Where the previous generation grid infrastructure was built around the inland power plants, a network fit for renewables in the UK means connecting our energy assets out at sea.
And that’s a big job, including complex seabed cabling, new ports and vessels for servicing, advanced construction methods, and an ever-growing workforce of skilled technicians to maintain it all. Britain has the renewable capacity potential, but hasn’t yet developed the network resilience to fully harness it.
Why is power in the UK so expensive?
The UK isn’t just facing a production gap. We’re facing a cost problem, too.
It all comes down to market mechanics, infrastructure shortcomings, and international geopolitical volatility – and yes, while that includes the Russian invasion of Ukraine there’s much more to boot.
Britain’s electricity bills remain the highest in Europe largely because expensive natural gas production and importation sets the price of electricity 98 per cent of the time (despite gas only contributing around a third of total energy usage).

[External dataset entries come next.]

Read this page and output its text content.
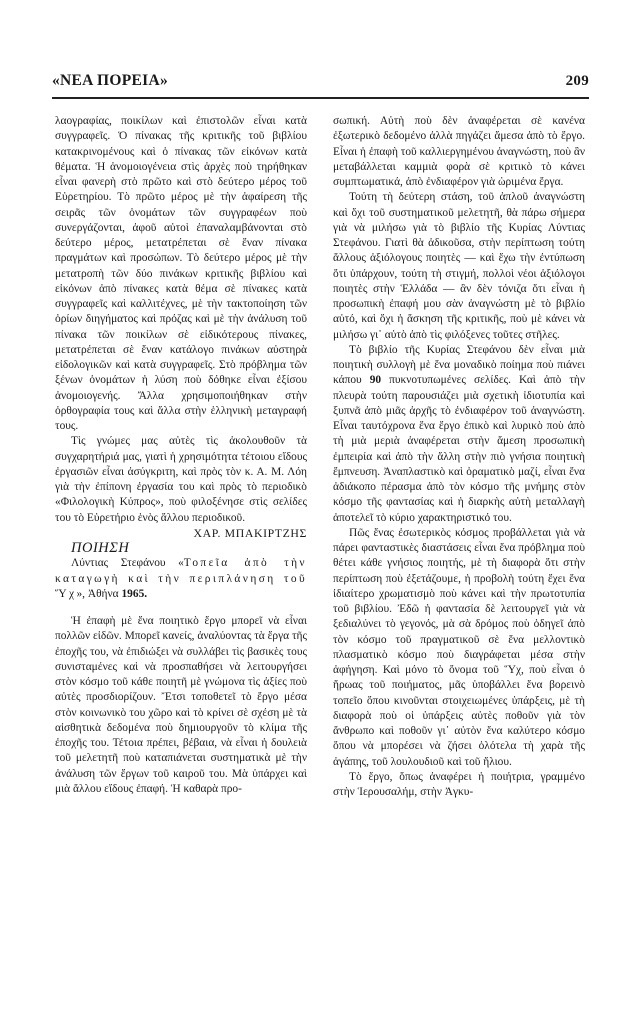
«ΝΕΑ ΠΟΡΕΙΑ»	209

λαογραφίας, ποικίλων καὶ ἐπιστολῶν εἶναι κατὰ συγγραφεῖς. Ὁ πίνακας τῆς κριτικῆς τοῦ βιβλίου κατακρινομένους καὶ ὁ πίνακας τῶν εἰκόνων κατὰ θέματα. Ἡ ἀνομοιογένεια στὶς ἀρχὲς ποὺ τηρήθηκαν εἶναι φανερὴ στὸ πρῶτο καὶ στὸ δεύτερο μέρος τοῦ Εὑρετηρίου. Τὸ πρῶτο μέρος μὲ τὴν ἀφαίρεση τῆς σειρᾶς τῶν ὀνομάτων τῶν συγγραφέων ποὺ συνεργάζονται, ἀφοῦ αὐτοὶ ἐπαναλαμβάνονται στὸ δεύτερο μέρος, μετατρέπεται σὲ ἕναν πίνακα πραγμάτων καὶ προσώπων. Τὸ δεύτερο μέρος μὲ τὴν μετατροπὴ τῶν δύο πινάκων κριτικῆς βιβλίου καὶ εἰκόνων ἀπὸ πίνακες κατὰ θέμα σὲ πίνακες κατὰ συγγραφεῖς καὶ καλλιτέχνες, μὲ τὴν τακτοποίηση τῶν ὁρίων διηγήματος καὶ πρόζας καὶ μὲ τὴν ἀνάλυση τοῦ πίνακα τῶν ποικίλων σὲ εἰδικότερους πίνακες, μετατρέπεται σὲ ἕναν κατάλογο πινάκων αὐστηρὰ εἰδολογικῶν καὶ κατὰ συγγραφεῖς. Στὸ πρόβλημα τῶν ξένων ὀνομάτων ἡ λύση ποὺ δόθηκε εἶναι ἐξίσου ἀνομοιογενής. Ἄλλα χρησιμοποιήθηκαν στὴν ὀρθογραφία τους καὶ ἄλλα στὴν ἑλληνικὴ μεταγραφή τους.

Τὶς γνώμες μας αὐτὲς τὶς ἀκολουθοῦν τὰ συγχαρητήριά μας, γιατὶ ἡ χρησιμότητα τέτοιου εἴδους ἐργασιῶν εἶναι ἀσύγκριτη, καὶ πρὸς τὸν κ. Α. Μ. Λόη γιὰ τὴν ἐπίπονη ἐργασία του καὶ πρὸς τὸ περιοδικὸ «Φιλολογικὴ Κύπρος», ποὺ φιλοξένησε στὶς σελίδες του τὸ Εὑρετήριο ἑνὸς ἄλλου περιοδικοῦ.

ΧΑΡ. ΜΠΑΚΙΡΤΖΗΣ

ΠΟΙΗΣΗ

Λύντιας Στεφάνου «Τοπεῖα ἀπὸ τὴν καταγωγὴ καὶ τὴν περιπλάνηση τοῦ Ὕχ», Ἀθήνα 1965.

Ἡ ἐπαφὴ μὲ ἕνα ποιητικὸ ἔργο μπορεῖ νὰ εἶναι πολλῶν εἰδῶν. Μπορεῖ κανείς, ἀναλύοντας τὰ ἔργα τῆς ἐποχῆς του, νὰ ἐπιδιώξει νὰ συλλάβει τὶς βασικὲς τους συνισταμένες καὶ νὰ προσπαθήσει νὰ λειτουργήσει στὸν κόσμο τοῦ κάθε ποιητῆ μὲ γνώμονα τὶς ἀξίες ποὺ αὐτὲς προσδιορίζουν. Ἔτσι τοποθετεῖ τὸ ἔργο μέσα στὸν κοινωνικὸ του χῶρο καὶ τὸ κρίνει σὲ σχέση μὲ τὰ αἰσθητικὰ δεδομένα ποὺ δημιουργοῦν τὸ κλίμα τῆς ἐποχῆς του. Τέτοια πρέπει, βέβαια, νὰ εἶναι ἡ δουλειὰ τοῦ μελετητῆ ποὺ καταπιάνεται συστηματικὰ μὲ τὴν ἀνάλυση τῶν ἔργων τοῦ καιροῦ του. Μὰ ὑπάρχει καὶ μιὰ ἄλλου εἴδους ἐπαφή. Ἡ καθαρὰ προ-

σωπική. Αὐτὴ ποὺ δὲν ἀναφέρεται σὲ κανένα ἐξωτερικὸ δεδομένο ἀλλὰ πηγάζει ἄμεσα ἀπὸ τὸ ἔργο. Εἶναι ἡ ἐπαφὴ τοῦ καλλιεργημένου ἀναγνώστη, ποὺ ἂν μεταβάλλεται καμμιὰ φορὰ σὲ κριτικὸ τὸ κάνει συμπτωματικά, ἀπὸ ἐνδιαφέρον γιὰ ὡριμένα ἔργα.

Τούτη τὴ δεύτερη στάση, τοῦ ἁπλοῦ ἀναγνώστη καὶ ὄχι τοῦ συστηματικοῦ μελετητῆ, θὰ πάρω σήμερα γιὰ νὰ μιλήσω γιὰ τὸ βιβλίο τῆς Κυρίας Λύντιας Στεφάνου. Γιατὶ θὰ ἀδικοῦσα, στὴν περίπτωση τούτη ἄλλους ἀξιόλογους ποιητὲς — καὶ ἔχω τὴν ἐντύπωση ὅτι ὑπάρχουν, τούτη τὴ στιγμή, πολλοὶ νέοι ἀξιόλογοι ποιητὲς στὴν Ἑλλάδα — ἂν δὲν τόνιζα ὅτι εἶναι ἡ προσωπικὴ ἐπαφή μου σὰν ἀναγνώστη μὲ τὸ βιβλίο αὐτό, καὶ ὄχι ἡ ἄσκηση τῆς κριτικῆς, ποὺ μὲ κάνει νὰ μιλήσω γι᾽ αὐτὸ ἀπὸ τὶς φιλόξενες τοῦτες στῆλες.

Τὸ βιβλίο τῆς Κυρίας Στεφάνου δὲν εἶναι μιὰ ποιητικὴ συλλογὴ μὲ ἕνα μοναδικὸ ποίημα ποὺ πιάνει κάπου 90 πυκνοτυπωμένες σελίδες. Καὶ ἀπὸ τὴν πλευρὰ τούτη παρουσιάζει μιὰ σχετικὴ ἰδιοτυπία καὶ ξυπνᾶ ἀπὸ μιᾶς ἀρχῆς τὸ ἐνδιαφέρον τοῦ ἀναγνώστη. Εἶναι ταυτόχρονα ἕνα ἔργο ἐπικὸ καὶ λυρικὸ ποὺ ἀπὸ τὴ μιὰ μεριὰ ἀναφέρεται στὴν ἄμεση προσωπικὴ ἐμπειρία καὶ ἀπὸ τὴν ἄλλη στὴν πιὸ γνήσια ποιητικὴ ἔμπνευση. Ἀναπλαστικὸ καὶ ὁραματικὸ μαζί, εἶναι ἕνα ἀδιάκοπο πέρασμα ἀπὸ τὸν κόσμο τῆς μνήμης στὸν κόσμο τῆς φαντασίας καὶ ἡ διαρκὴς αὐτὴ μεταλλαγὴ ἀποτελεῖ τὸ κύριο χαρακτηριστικό του.

Πῶς ἕνας ἐσωτερικὸς κόσμος προβάλλεται γιὰ νὰ πάρει φανταστικὲς διαστάσεις εἶναι ἕνα πρόβλημα ποὺ θέτει κάθε γνήσιος ποιητής, μὲ τὴ διαφορὰ ὅτι στὴν περίπτωση ποὺ ἐξετάζουμε, ἡ προβολὴ τούτη ἔχει ἕνα ἰδιαίτερο χρωματισμὸ ποὺ κάνει καὶ τὴν πρωτοτυπία τοῦ βιβλίου. Ἐδῶ ἡ φαντασία δὲ λειτουργεῖ γιὰ νὰ ξεδιαλύνει τὸ γεγονός, μὰ σὰ δρόμος ποὺ ὁδηγεῖ ἀπὸ τὸν κόσμο τοῦ πραγματικοῦ σὲ ἕνα μελλοντικὸ πλασματικὸ κόσμο ποὺ διαγράφεται μέσα στὴν ἀφήγηση. Καὶ μόνο τὸ ὄνομα τοῦ Ὕχ, ποὺ εἶναι ὁ ἥρωας τοῦ ποιήματος, μᾶς ὑποβάλλει ἕνα βορεινὸ τοπεῖο ὅπου κινοῦνται στοιχειωμένες ὑπάρξεις, μὲ τὴ διαφορὰ ποὺ οἱ ὑπάρξεις αὐτὲς ποθοῦν γιὰ τὸν ἄνθρωπο καὶ ποθοῦν γι᾽ αὐτὸν ἕνα καλύτερο κόσμο ὅπου νὰ μπορέσει νὰ ζήσει ὁλότελα τὴ χαρὰ τῆς ἀγάπης, τοῦ λουλουδιοῦ καὶ τοῦ ἥλιου.

Τὸ ἔργο, ὅπως ἀναφέρει ἡ ποιήτρια, γραμμένο στὴν Ἱερουσαλήμ, στὴν Ἀγκυ-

This is due to the marginal pricing system: where the costliest form of generation needed to match demand dictates the cost paid to all providers.

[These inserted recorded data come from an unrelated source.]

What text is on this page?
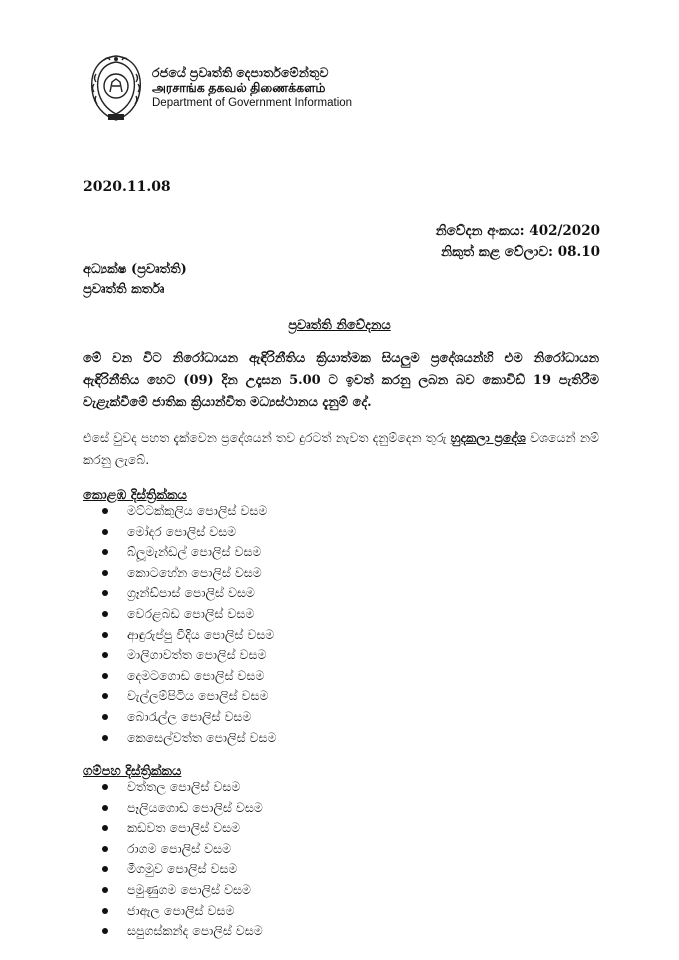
රජයේ ප්‍රවෘත්ති දෙපාර්තමේන්තුව
அரசாங்க தகவல் திணைக்களம்
Department of Government Information
2020.11.08
නිවේදන අංකය: 402/2020
නිකුත් කළ වේලාව: 08.10
අධ්‍යක්ෂ (ප්‍රවෘත්ති)
ප්‍රවෘත්ති කර්තෘ
ප්‍රවෘත්ති නිවේදනය
මේ වන විට නිරෝධායන ඇඳිරිනීතිය ක්‍රියාත්මක සියලුම ප්‍රදේශයන්හි එම නිරෝධායන ඇඳිරිනීතිය හෙට (09) දින උදෑසන 5.00 ට ඉවත් කරනු ලබන බව කොවිඩ් 19 පැතිරීම වැළැක්වීමේ ජාතික ක්‍රියාන්විත මධ්‍යස්ථානය දැනුම් දේ.
එසේ වුවද පහත දැක්වෙන ප්‍රදේශයන් තව දුරටත් නැවත දනුම්දෙන තුරු හුදකලා ප්‍රදේශ වශයෙන් නම් කරනු ලැබේ.
කොළඹ දිස්ත්‍රික්කය
මට්ටක්කුලිය පොලිස් වසම
මෝදර පොලිස් වසම
බ්ලූමැන්ඩල් පොලිස් වසම
කොටහේන පොලිස් වසම
ග්‍රෑන්ඩ්පාස් පොලිස් වසම
වෙරළබඩ පොලිස් වසම
ආඳුරුප්පු වීදිය පොලිස් වසම
මාලිගාවත්ත පොලිස් වසම
දෙමටගොඩ පොලිස් වසම
වැල්ලම්පිටිය පොලිස් වසම
බොරැල්ල පොලිස් වසම
කෙසෙල්වත්ත පොලිස් වසම
ගම්පහ දිස්ත්‍රික්කය
වත්තල පොලිස් වසම
පෑලියගොඩ පොලිස් වසම
කඩවත පොලිස් වසම
රාගම පොලිස් වසම
මීගමුව පොලිස් වසම
පමුණුගම පොලිස් වසම
ජාඇල පොලිස් වසම
සපුගස්කන්ද පොලිස් වසම
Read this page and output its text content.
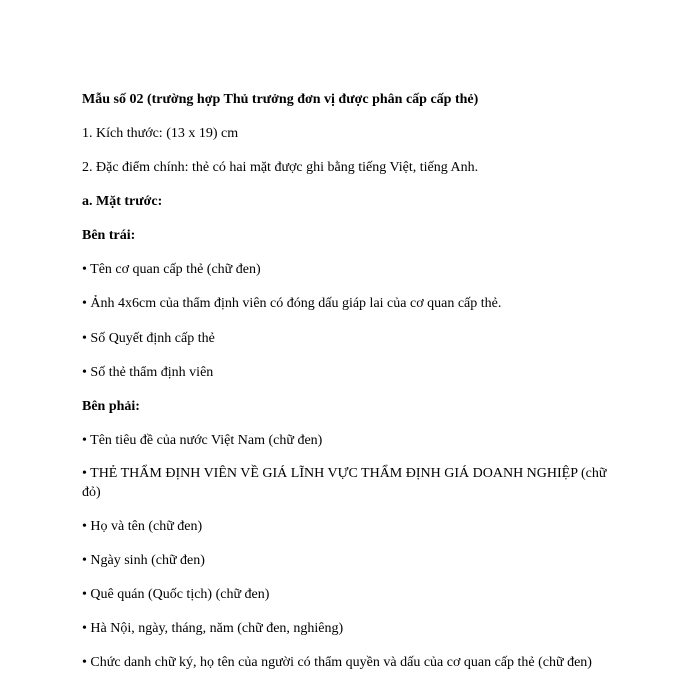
Mẫu số 02 (trường hợp Thủ trưởng đơn vị được phân cấp cấp thẻ)

1. Kích thước: (13 x 19) cm

2. Đặc điểm chính: thẻ có hai mặt được ghi bằng tiếng Việt, tiếng Anh.

a. Mặt trước:

Bên trái:

• Tên cơ quan cấp thẻ (chữ đen)

• Ảnh 4x6cm của thẩm định viên có đóng dấu giáp lai của cơ quan cấp thẻ.

• Số Quyết định cấp thẻ

• Số thẻ thẩm định viên

Bên phải:

• Tên tiêu đề của nước Việt Nam (chữ đen)

• THẺ THẨM ĐỊNH VIÊN VỀ GIÁ LĨNH VỰC THẨM ĐỊNH GIÁ DOANH NGHIỆP (chữ đỏ)

• Họ và tên (chữ đen)

• Ngày sinh (chữ đen)

• Quê quán (Quốc tịch) (chữ đen)

• Hà Nội, ngày, tháng, năm (chữ đen, nghiêng)

• Chức danh chữ ký, họ tên của người có thẩm quyền và dấu của cơ quan cấp thẻ (chữ đen)
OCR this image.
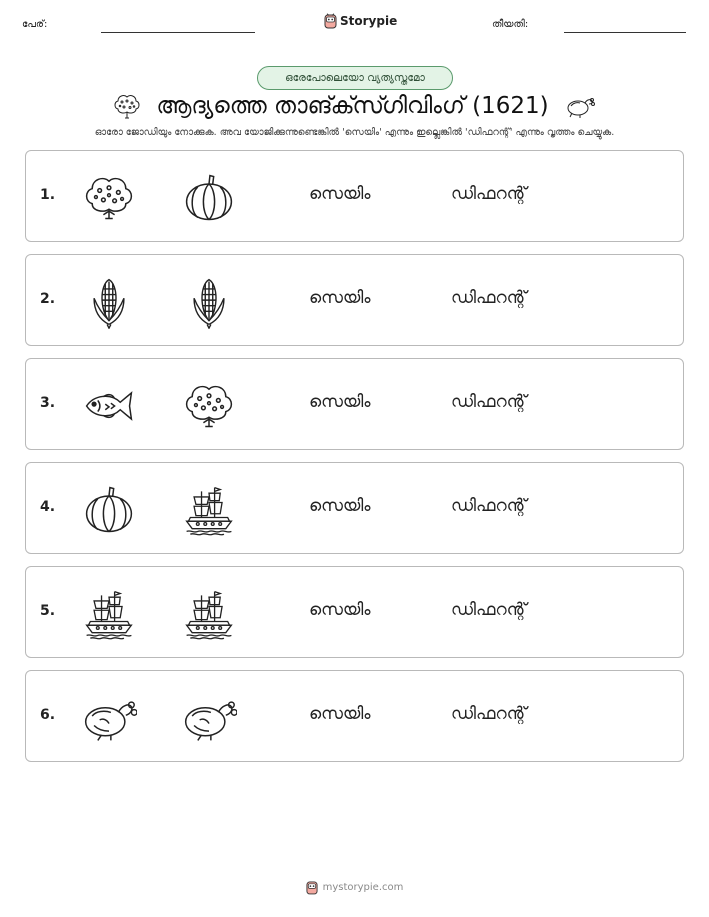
പേര്:	Storypie	തീയതി:
ഒരേപോലെയോ വ്യത്യസ്തമോ
ആദ്യത്തെ താങ്ക്സ്ഗിവിംഗ് (1621)
ഓരോ ജോഡിയും നോക്കുക. അവ യോജിക്കുന്നുണ്ടെങ്കിൽ 'സെയിം' എന്നും ഇല്ലെങ്കിൽ 'ഡിഫറന്റ്' എന്നും വൃത്തം ചെയ്യുക.
1.	സെയിം	ഡിഫറന്റ്
2.	സെയിം	ഡിഫറന്റ്
3.	സെയിം	ഡിഫറന്റ്
4.	സെയിം	ഡിഫറന്റ്
5.	സെയിം	ഡിഫറന്റ്
6.	സെയിം	ഡിഫറന്റ്
mystorypie.com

Compounding this are the unavoidable facts of Britain’s geography. As an island nation, the UK relies on undersea interconnectors to trade power with Europe. These links are expensive to build and limited in their capacity, restricting access to cheaper imports when local generation dips.
At the same time, congestion within the domestic grid leads to inefficiencies. Wind farms are sometimes even paid to power down when transition lines can’t handle their output, forcing the system to lean back on gas plants instead.
It’s not even just practical; policy, of course, plays its part. Around a quarter of electricity bills go towards environmental schemes, subsidies for low-carbon generation, and network upgrade costs. While these measures support the green transition, they also inflate short-term costs.
Even as renewable capacity grows, households continue to pay inflated bills because the system itself – pricing rules, infrastructure limits, and policy costs – remain stubbornly high.
The UK doesn’t lack energy generation potential, even when it comes to hitting optimistic renewables targets. Offshore wind, solar, and other clean technologies give Britain one of the strongest renewable profiles in Europe. The issue is transforming that potential through a currently limited system.
Right now, imports patch over the gap between ambition and reality. They ensure security of supply, but at the cost of higher bills and exposure to foreign market shocks.
Breaking this cycle requires a three-pronged shift:
- Upgrading the grid to connect renewable assets seamlessly.
- Reforming pricing rules so that cheap renewables, not expensive gas, set the market tone.
- Maximising homegrown generation by scaling offshore projects, nuclear investment, and energy storage solutions.
Get those pieces in place, and Britain’s energy story could change dramatically: from exposed and expensive to stable, affordable, and world-leading.